Abstract

Ultrasound-measured renal resistive index (RRI) has been suggested to predict allograft survival in renal transplant recipients. Based on experimental and clinical data, we objected to the theory that RRI specifically mirrors allograft characteristics. Instead, we hypothesized that RRI rather represents a marker of systemic vascular damage than an organ-specific marker. In order to refute this hypothesis, RRI should override the resistive index measured in other abdominal parenchymatous organs-such as the spleen-as predictor of allograft outcome. We therefore set out to simultaneously measure renal and splenic ultrasound resistive index in kidney allograft recipients. Eighty-seven stable transplant recipients were recruited.

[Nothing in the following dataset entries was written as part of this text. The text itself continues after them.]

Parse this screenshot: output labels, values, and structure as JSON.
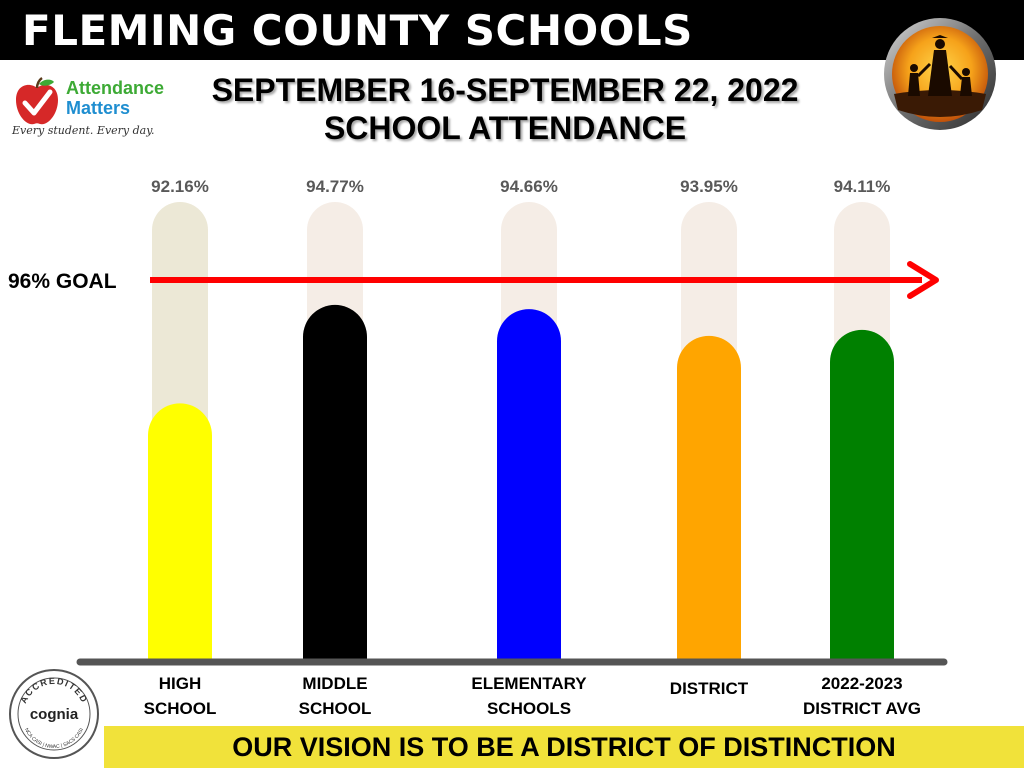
{
  "header": {
    "title": "FLEMING COUNTY SCHOOLS",
    "subtitle_line1": "SEPTEMBER 16-SEPTEMBER 22, 2022",
    "subtitle_line2": "SCHOOL ATTENDANCE"
  },
  "logo": {
    "line1": "Attendance",
    "line2": "Matters",
    "tagline": "Every student. Every day."
  },
  "accreditation": {
    "ring_text": "ACCREDITED",
    "name": "cognia",
    "bottom_text": "NCA CASI | NWAC | SACS CASI"
  },
  "footer": {
    "vision": "OUR VISION IS TO BE A DISTRICT OF DISTINCTION"
  },
  "colors": {
    "goal_arrow": "#ff0000",
    "axis": "#555555",
    "banner_yellow": "#f1e23a"
  },
  "chart_data": {
    "type": "bar",
    "title": "SCHOOL ATTENDANCE",
    "xlabel": "",
    "ylabel": "",
    "grid": false,
    "goal": {
      "label": "96% GOAL",
      "value": 96
    },
    "categories": [
      [
        "HIGH",
        "SCHOOL"
      ],
      [
        "MIDDLE",
        "SCHOOL"
      ],
      [
        "ELEMENTARY",
        "SCHOOLS"
      ],
      [
        "DISTRICT"
      ],
      [
        "2022-2023",
        "DISTRICT AVG"
      ]
    ],
    "values": [
      92.16,
      94.77,
      94.66,
      93.95,
      94.11
    ],
    "value_labels": [
      "92.16%",
      "94.77%",
      "94.66%",
      "93.95%",
      "94.11%"
    ],
    "bar_colors": [
      "#ffff00",
      "#000000",
      "#0000ff",
      "#ffa500",
      "#008000"
    ],
    "track_colors": [
      "#ece8d6",
      "#f5ede6",
      "#f5ede6",
      "#f5ede6",
      "#f5ede6"
    ]
  }
}
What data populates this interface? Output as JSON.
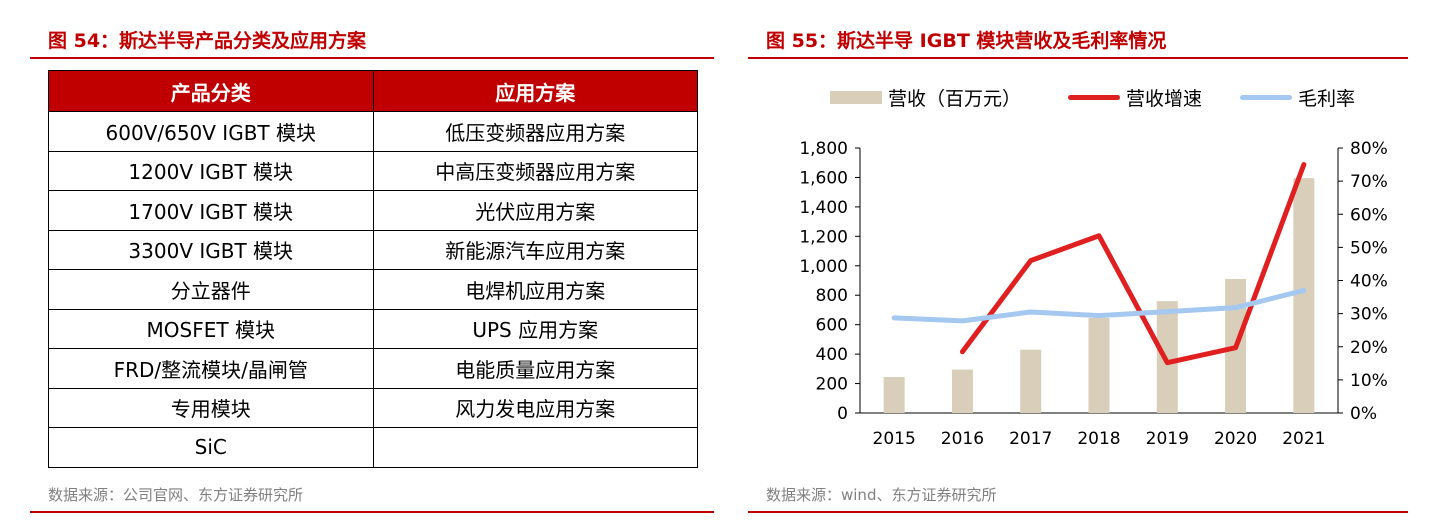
{
  "left": {
    "title": "图 54：斯达半导产品分类及应用方案",
    "table": {
      "headers": [
        "产品分类",
        "应用方案"
      ],
      "rows": [
        [
          "600V/650V IGBT 模块",
          "低压变频器应用方案"
        ],
        [
          "1200V IGBT 模块",
          "中高压变频器应用方案"
        ],
        [
          "1700V IGBT 模块",
          "光伏应用方案"
        ],
        [
          "3300V IGBT 模块",
          "新能源汽车应用方案"
        ],
        [
          "分立器件",
          "电焊机应用方案"
        ],
        [
          "MOSFET 模块",
          "UPS 应用方案"
        ],
        [
          "FRD/整流模块/晶闸管",
          "电能质量应用方案"
        ],
        [
          "专用模块",
          "风力发电应用方案"
        ],
        [
          "SiC",
          ""
        ]
      ]
    },
    "source": "数据来源：公司官网、东方证券研究所"
  },
  "right": {
    "title": "图 55：斯达半导 IGBT 模块营收及毛利率情况",
    "source": "数据来源：wind、东方证券研究所"
  },
  "chart_data": {
    "type": "bar",
    "title": "",
    "categories": [
      "2015",
      "2016",
      "2017",
      "2018",
      "2019",
      "2020",
      "2021"
    ],
    "series": [
      {
        "name": "营收（百万元）",
        "type": "bar",
        "axis": "left",
        "color": "#d9ceb9",
        "values": [
          245,
          295,
          430,
          645,
          760,
          910,
          1595
        ]
      },
      {
        "name": "营收增速",
        "type": "line",
        "axis": "right",
        "color": "#e02020",
        "values": [
          null,
          0.185,
          0.46,
          0.535,
          0.152,
          0.197,
          0.75
        ]
      },
      {
        "name": "毛利率",
        "type": "line",
        "axis": "right",
        "color": "#a4c8f0",
        "values": [
          0.287,
          0.278,
          0.305,
          0.294,
          0.306,
          0.318,
          0.37
        ]
      }
    ],
    "y_left": {
      "min": 0,
      "max": 1800,
      "ticks": [
        "0",
        "200",
        "400",
        "600",
        "800",
        "1,000",
        "1,200",
        "1,400",
        "1,600",
        "1,800"
      ]
    },
    "y_right": {
      "min": 0,
      "max": 0.8,
      "ticks": [
        "0%",
        "10%",
        "20%",
        "30%",
        "40%",
        "50%",
        "60%",
        "70%",
        "80%"
      ]
    },
    "grid": false,
    "legend_position": "top"
  }
}
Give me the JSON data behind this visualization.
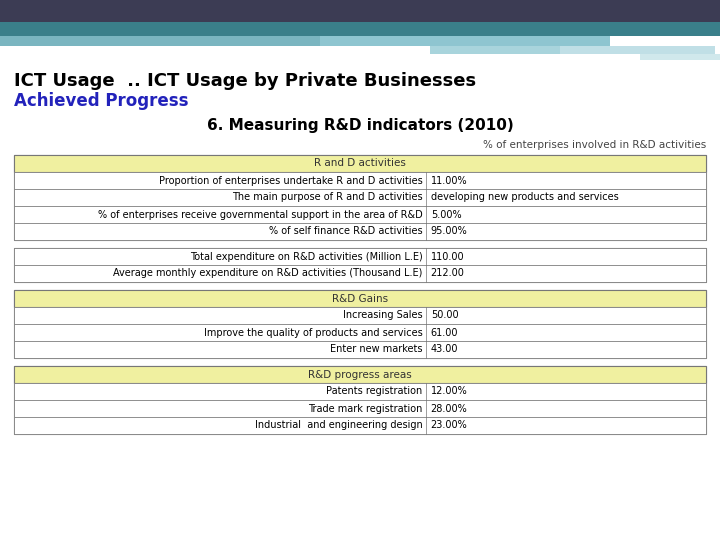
{
  "title1": "ICT Usage  .. ICT Usage by Private Businesses",
  "title2": "Achieved Progress",
  "subtitle": "6. Measuring R&D indicators (2010)",
  "note": "% of enterprises involved in R&D activities",
  "header_bg": "#f0f0a0",
  "border_color": "#777777",
  "title1_color": "#000000",
  "title2_color": "#2222bb",
  "sections": [
    {
      "header": "R and D activities",
      "rows": [
        [
          "Proportion of enterprises undertake R and D activities",
          "11.00%"
        ],
        [
          "The main purpose of R and D activities",
          "developing new products and services"
        ],
        [
          "% of enterprises receive governmental support in the area of R&D",
          "5.00%"
        ],
        [
          "% of self finance R&D activities",
          "95.00%"
        ]
      ]
    },
    {
      "header": null,
      "rows": [
        [
          "Total expenditure on R&D activities (Million L.E)",
          "110.00"
        ],
        [
          "Average monthly expenditure on R&D activities (Thousand L.E)",
          "212.00"
        ]
      ]
    },
    {
      "header": "R&D Gains",
      "rows": [
        [
          "Increasing Sales",
          "50.00"
        ],
        [
          "Improve the quality of products and services",
          "61.00"
        ],
        [
          "Enter new markets",
          "43.00"
        ]
      ]
    },
    {
      "header": "R&D progress areas",
      "rows": [
        [
          "Patents registration",
          "12.00%"
        ],
        [
          "Trade mark registration",
          "28.00%"
        ],
        [
          "Industrial  and engineering design",
          "23.00%"
        ]
      ]
    }
  ]
}
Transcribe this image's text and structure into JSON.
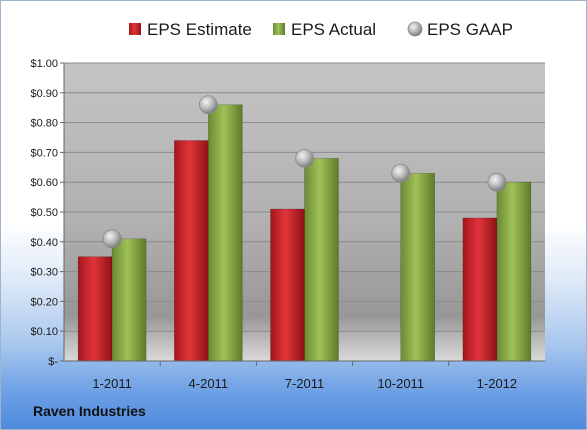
{
  "chart_data": {
    "type": "bar",
    "categories": [
      "1-2011",
      "4-2011",
      "7-2011",
      "10-2011",
      "1-2012"
    ],
    "series": [
      {
        "name": "EPS Estimate",
        "kind": "bar",
        "color": "#c0232a",
        "values": [
          0.35,
          0.74,
          0.51,
          null,
          0.48
        ]
      },
      {
        "name": "EPS Actual",
        "kind": "bar",
        "color": "#86a846",
        "values": [
          0.41,
          0.86,
          0.68,
          0.63,
          0.6
        ]
      },
      {
        "name": "EPS GAAP",
        "kind": "marker",
        "color": "#a9a9a9",
        "values": [
          0.41,
          0.86,
          0.68,
          0.63,
          0.6
        ]
      }
    ],
    "y_ticks": [
      0,
      0.1,
      0.2,
      0.3,
      0.4,
      0.5,
      0.6,
      0.7,
      0.8,
      0.9,
      1.0
    ],
    "y_tick_labels": [
      "$-",
      "$0.10",
      "$0.20",
      "$0.30",
      "$0.40",
      "$0.50",
      "$0.60",
      "$0.70",
      "$0.80",
      "$0.90",
      "$1.00"
    ],
    "ylim": [
      0,
      1.0
    ],
    "grid": true,
    "legend_position": "top"
  },
  "footer": {
    "company": "Raven Industries"
  }
}
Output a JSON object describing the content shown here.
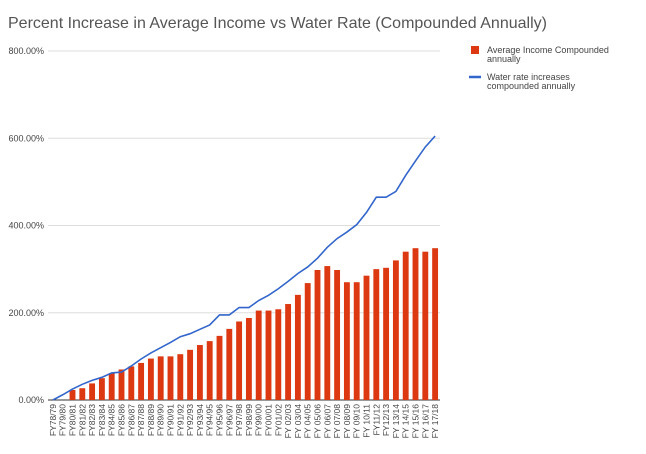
{
  "chart_data": {
    "type": "bar-line",
    "title": "Percent Increase in Average Income vs Water Rate (Compounded Annually)",
    "categories": [
      "FY78/79",
      "FY79/80",
      "FY80/81",
      "FY81/82",
      "FY82/83",
      "FY83/84",
      "FY84/85",
      "FY85/86",
      "FY86/87",
      "FY87/88",
      "FY88/89",
      "FY89/90",
      "FY90/91",
      "FY91/92",
      "FY92/93",
      "FY93/94",
      "FY94/95",
      "FY95/96",
      "FY96/97",
      "FY97/98",
      "FY98/99",
      "FY99/00",
      "FY00/01",
      "FY01/02",
      "FY 02/03",
      "FY 03/04",
      "FY 04/05",
      "FY 05/06",
      "FY 06/07",
      "FY 07/08",
      "FY 08/09",
      "FY 09/10",
      "FY 10/11",
      "FY11/12",
      "FY12/13",
      "FY 13/14",
      "FY 14/15",
      "FY 15/16",
      "FY 16/17",
      "FY 17/18"
    ],
    "series": [
      {
        "name": "Average Income Compounded annually",
        "color": "#dc3912",
        "kind": "bar",
        "values": [
          0,
          0,
          23,
          27,
          38,
          50,
          61,
          70,
          77,
          85,
          95,
          100,
          100,
          105,
          115,
          126,
          135,
          147,
          163,
          180,
          188,
          205,
          205,
          208,
          220,
          241,
          268,
          298,
          307,
          298,
          270,
          270,
          285,
          300,
          303,
          320,
          340,
          348,
          340,
          348
        ]
      },
      {
        "name": "Water rate increases compounded annually",
        "color": "#3366cc",
        "kind": "line",
        "values": [
          0,
          12,
          25,
          36,
          45,
          52,
          62,
          64,
          78,
          94,
          108,
          120,
          132,
          145,
          152,
          162,
          172,
          195,
          195,
          212,
          212,
          228,
          240,
          255,
          272,
          290,
          305,
          325,
          350,
          370,
          385,
          402,
          430,
          465,
          465,
          478,
          515,
          548,
          580,
          605
        ]
      }
    ],
    "ylim": [
      0,
      800
    ],
    "yticks": [
      {
        "value": 0,
        "label": "0.00%"
      },
      {
        "value": 200,
        "label": "200.00%"
      },
      {
        "value": 400,
        "label": "400.00%"
      },
      {
        "value": 600,
        "label": "600.00%"
      },
      {
        "value": 800,
        "label": "800.00%"
      }
    ],
    "grid": true,
    "legend": "right"
  }
}
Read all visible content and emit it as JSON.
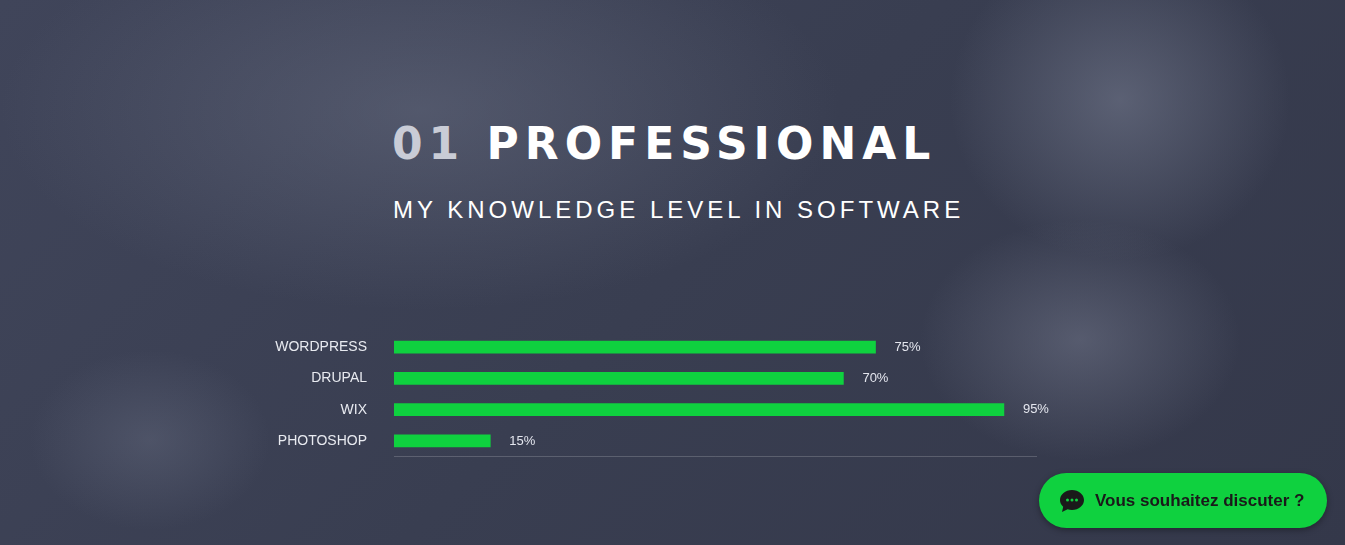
{
  "chart_data": {
    "type": "bar",
    "orientation": "horizontal",
    "title": "01 PROFESSIONAL",
    "subtitle": "MY KNOWLEDGE LEVEL IN SOFTWARE",
    "categories": [
      "WORDPRESS",
      "DRUPAL",
      "WIX",
      "PHOTOSHOP"
    ],
    "values": [
      75,
      70,
      95,
      15
    ],
    "value_labels": [
      "75%",
      "70%",
      "95%",
      "15%"
    ],
    "color": "#0fd13f",
    "xlim": [
      0,
      100
    ],
    "grid": false,
    "data_labels": true,
    "tick_labels": "y"
  },
  "chat_button": {
    "label": "Vous souhaitez discuter ?"
  }
}
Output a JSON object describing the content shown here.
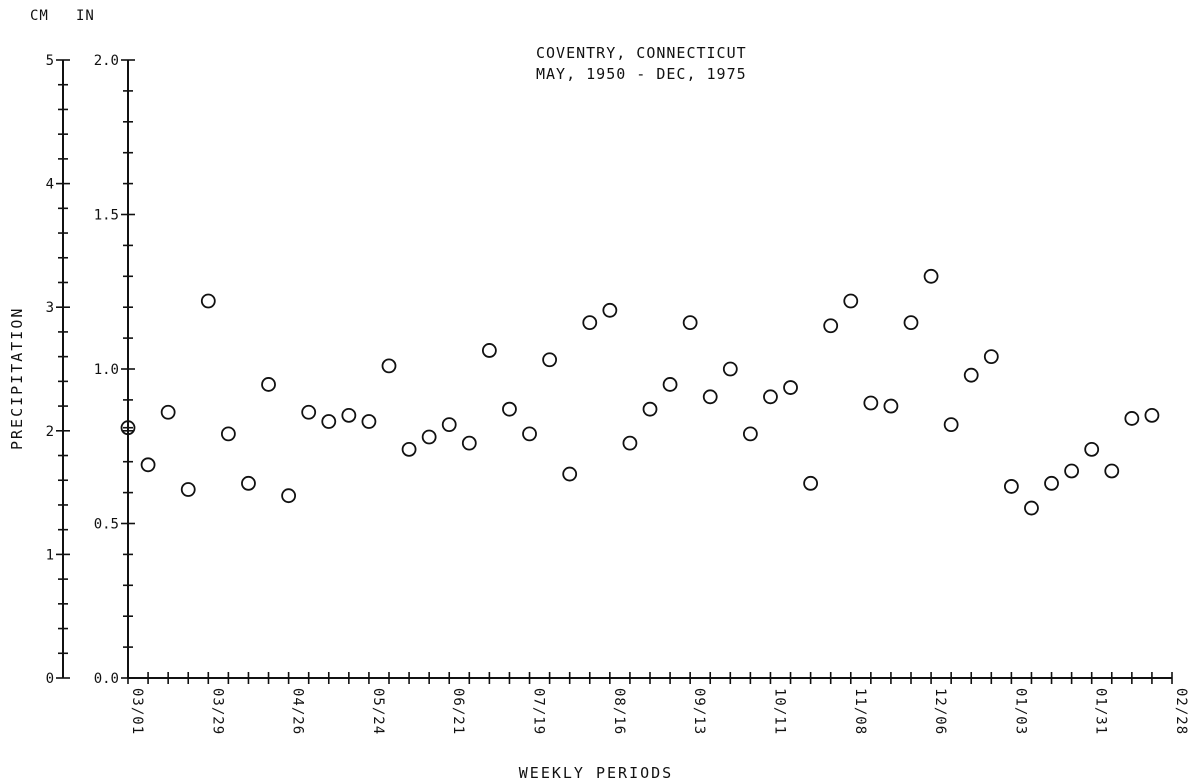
{
  "chart_data": {
    "type": "scatter",
    "title": "COVENTRY, CONNECTICUT",
    "subtitle": "MAY, 1950 - DEC, 1975",
    "xlabel": "WEEKLY PERIODS",
    "ylabel": "PRECIPITATION",
    "y_units_left": "CM",
    "y_units_right": "IN",
    "ylim_in": [
      0.0,
      2.0
    ],
    "ylim_cm": [
      0,
      5
    ],
    "yticks_in": [
      "0.0",
      "0.5",
      "1.0",
      "1.5",
      "2.0"
    ],
    "yticks_cm": [
      "0",
      "1",
      "2",
      "3",
      "4",
      "5"
    ],
    "x_tick_labels": [
      "03/01",
      "03/29",
      "04/26",
      "05/24",
      "06/21",
      "07/19",
      "08/16",
      "09/13",
      "10/11",
      "11/08",
      "12/06",
      "01/03",
      "01/31",
      "02/28"
    ],
    "x_week_index": [
      0,
      1,
      2,
      3,
      4,
      5,
      6,
      7,
      8,
      9,
      10,
      11,
      12,
      13,
      14,
      15,
      16,
      17,
      18,
      19,
      20,
      21,
      22,
      23,
      24,
      25,
      26,
      27,
      28,
      29,
      30,
      31,
      32,
      33,
      34,
      35,
      36,
      37,
      38,
      39,
      40,
      41,
      42,
      43,
      44,
      45,
      46,
      47,
      48,
      49,
      50,
      51
    ],
    "values_in": [
      0.81,
      0.69,
      0.86,
      0.61,
      1.22,
      0.79,
      0.63,
      0.95,
      0.59,
      0.86,
      0.83,
      0.85,
      0.83,
      1.01,
      0.74,
      0.78,
      0.82,
      0.76,
      1.06,
      0.87,
      0.79,
      1.03,
      0.66,
      1.15,
      1.19,
      0.76,
      0.87,
      0.95,
      1.15,
      0.91,
      1.0,
      0.79,
      0.91,
      0.94,
      0.63,
      1.14,
      1.22,
      0.89,
      0.88,
      1.15,
      1.3,
      0.82,
      0.98,
      1.04,
      0.62,
      0.55,
      0.63,
      0.67,
      0.74,
      0.67,
      0.84,
      0.85
    ],
    "grid": false,
    "legend": "none"
  }
}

We measured RRI, splenic resistive index (SRI) and an established marker of systemic vascular damage, namely common carotid intima-media thickness (IMT). During a follow-up of 4.9 ± 0.5 years, the occurrence of the combined primary end point, defined as a decrease of ≥ 50% in estimated glomerular filtration rate (eGFR), need for dialysis treatment or death, was recorded. At baseline, both RRI and SRI correlated with common carotid IMT [RRI: r = 0.203 (P = 0.006); SRI: r = 0.315 (P < 0.001)], but not with allograft-specific markers such as eGFR or proteinuria. Elevated RRI was a weak non-significant predictor of the combined primary end point. Notably, RRI did not surpass SRI as outcome predictor. When analysing individual components of the combined primary end point separately, elevated RRI failed to predict strictly renal events (decrease of ≥ 50% in eGFR/need for dialysis treatment), while it predicted total mortality. Our findings support the notion that RRI is not a specific indicator of allograft damage. Similar to SRI, RRI is rather associated with systemic vascular damage markers and mortality.